Is the situation with Spanish speakers in the southwest so different that these same patterns which have repeated throughout American history will not repeat again? It’s a possibility, but it is unlikely. Unless Spanish-speaking children are shut out or unless Mexican immigrants are the only people in the entire world who don’t wish the best for their kids economically, the children will learn English, and English will continue as the common language for the country as it always has.
Will declaring English the official language help further this process? It’s hard to see how. Parents already know that for their kids to become lawyers they have to take the bar exam in English. The benefits of speaking English are already apparent to everyone. Having Congress, on top of the natural incentives, say that English is “official” will have little impact. All it seems to really say is, “by the way, we don’t like your language – officially.”
Notice, however, that I have spoken almost entirely about children. It is possible that one could slightly increase English use among Spanish speaking adults with governmental policy, but the effects will be slight and probably not very long lasting if the purpose is genuine social integration. Parents will just bring their child to translate the form for them. And of course we all want to depend on a 10 year old to interpret tax documents for us. Or they will sign a form not knowing really what it says. Think about your two years of French or Spanish or German or whatever and what level your language was at after that time. Now compare that to reading a legal document in that language or defending yourself in court in that language. No way, right?

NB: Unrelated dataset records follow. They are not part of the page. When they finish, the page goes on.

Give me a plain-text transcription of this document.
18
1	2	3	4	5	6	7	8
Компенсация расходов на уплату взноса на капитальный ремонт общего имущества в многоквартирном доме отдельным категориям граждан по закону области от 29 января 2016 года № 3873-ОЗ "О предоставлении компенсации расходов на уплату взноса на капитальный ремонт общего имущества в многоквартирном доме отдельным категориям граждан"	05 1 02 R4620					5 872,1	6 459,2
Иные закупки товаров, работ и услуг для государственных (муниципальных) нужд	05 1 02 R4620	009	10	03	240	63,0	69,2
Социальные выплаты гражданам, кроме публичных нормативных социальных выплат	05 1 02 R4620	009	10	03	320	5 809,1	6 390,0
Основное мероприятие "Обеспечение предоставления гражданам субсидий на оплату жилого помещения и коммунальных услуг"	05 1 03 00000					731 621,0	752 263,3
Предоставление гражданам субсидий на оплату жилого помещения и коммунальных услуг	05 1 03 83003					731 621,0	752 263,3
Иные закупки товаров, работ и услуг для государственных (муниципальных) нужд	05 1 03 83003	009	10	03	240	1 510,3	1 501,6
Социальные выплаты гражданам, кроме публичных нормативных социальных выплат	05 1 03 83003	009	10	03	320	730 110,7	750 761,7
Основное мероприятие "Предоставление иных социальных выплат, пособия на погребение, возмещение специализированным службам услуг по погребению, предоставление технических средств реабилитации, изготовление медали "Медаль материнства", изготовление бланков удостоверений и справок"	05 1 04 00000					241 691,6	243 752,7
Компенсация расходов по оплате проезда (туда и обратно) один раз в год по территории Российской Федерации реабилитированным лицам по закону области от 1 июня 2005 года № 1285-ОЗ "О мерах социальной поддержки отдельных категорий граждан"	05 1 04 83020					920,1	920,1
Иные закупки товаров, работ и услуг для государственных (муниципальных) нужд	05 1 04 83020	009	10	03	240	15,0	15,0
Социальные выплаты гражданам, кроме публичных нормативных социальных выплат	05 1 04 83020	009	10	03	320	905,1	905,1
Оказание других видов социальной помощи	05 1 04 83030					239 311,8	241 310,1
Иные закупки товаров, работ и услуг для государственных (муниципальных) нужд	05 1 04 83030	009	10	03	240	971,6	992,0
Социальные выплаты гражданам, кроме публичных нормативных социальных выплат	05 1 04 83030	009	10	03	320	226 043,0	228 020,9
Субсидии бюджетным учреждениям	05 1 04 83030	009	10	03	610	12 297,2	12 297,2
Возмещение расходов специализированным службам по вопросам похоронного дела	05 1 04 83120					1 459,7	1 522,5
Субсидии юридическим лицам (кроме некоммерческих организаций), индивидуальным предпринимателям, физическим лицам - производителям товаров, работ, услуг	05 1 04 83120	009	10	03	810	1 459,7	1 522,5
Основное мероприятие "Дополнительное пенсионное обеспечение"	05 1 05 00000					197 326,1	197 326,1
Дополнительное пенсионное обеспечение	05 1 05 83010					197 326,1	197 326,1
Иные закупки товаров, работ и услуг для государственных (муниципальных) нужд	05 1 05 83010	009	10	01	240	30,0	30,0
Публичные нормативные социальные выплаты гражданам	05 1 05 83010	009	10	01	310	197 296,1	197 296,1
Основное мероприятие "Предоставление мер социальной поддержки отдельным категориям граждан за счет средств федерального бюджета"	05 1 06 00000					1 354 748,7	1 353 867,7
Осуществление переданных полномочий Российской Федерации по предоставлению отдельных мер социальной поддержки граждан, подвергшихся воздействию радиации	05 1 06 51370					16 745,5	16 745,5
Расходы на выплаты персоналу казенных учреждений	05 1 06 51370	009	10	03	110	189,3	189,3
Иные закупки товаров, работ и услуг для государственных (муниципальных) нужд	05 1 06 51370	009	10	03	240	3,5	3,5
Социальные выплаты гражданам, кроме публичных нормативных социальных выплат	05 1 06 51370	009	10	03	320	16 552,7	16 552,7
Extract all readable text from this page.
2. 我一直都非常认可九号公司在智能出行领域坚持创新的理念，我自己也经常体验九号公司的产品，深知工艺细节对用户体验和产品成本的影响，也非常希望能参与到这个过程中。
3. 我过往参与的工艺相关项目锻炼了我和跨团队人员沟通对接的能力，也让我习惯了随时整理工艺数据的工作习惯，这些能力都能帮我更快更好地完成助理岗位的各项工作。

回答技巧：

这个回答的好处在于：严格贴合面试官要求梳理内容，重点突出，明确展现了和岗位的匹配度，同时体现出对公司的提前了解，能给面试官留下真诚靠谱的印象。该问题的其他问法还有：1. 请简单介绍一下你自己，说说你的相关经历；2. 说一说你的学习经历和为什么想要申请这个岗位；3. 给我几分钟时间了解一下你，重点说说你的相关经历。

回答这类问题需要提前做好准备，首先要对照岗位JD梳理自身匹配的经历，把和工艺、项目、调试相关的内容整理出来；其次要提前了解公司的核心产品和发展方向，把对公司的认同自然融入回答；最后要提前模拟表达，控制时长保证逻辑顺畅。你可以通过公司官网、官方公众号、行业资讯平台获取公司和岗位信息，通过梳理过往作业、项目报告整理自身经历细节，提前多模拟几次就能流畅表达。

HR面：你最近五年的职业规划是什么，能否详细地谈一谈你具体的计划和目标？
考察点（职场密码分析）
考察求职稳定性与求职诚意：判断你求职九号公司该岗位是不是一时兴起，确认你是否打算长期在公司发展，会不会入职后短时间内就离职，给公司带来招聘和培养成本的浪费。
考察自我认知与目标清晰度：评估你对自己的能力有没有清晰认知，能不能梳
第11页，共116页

If you want every adult in the US to understand English at that level, you are asking for them to study for at least 4-5 years. While they are driving from California farm to California farm harvesting for the grape season. It’s not going to happen.
No, if the important thing is to have some language as a common language for the large majority of citizens, so that they are truly competent in it, you have to make sure the children are learning and not worry about the parents. For the parents, you make sure they can do well enough to provide opportunities for their child. I don’t see any vote in Congress helping children in this process.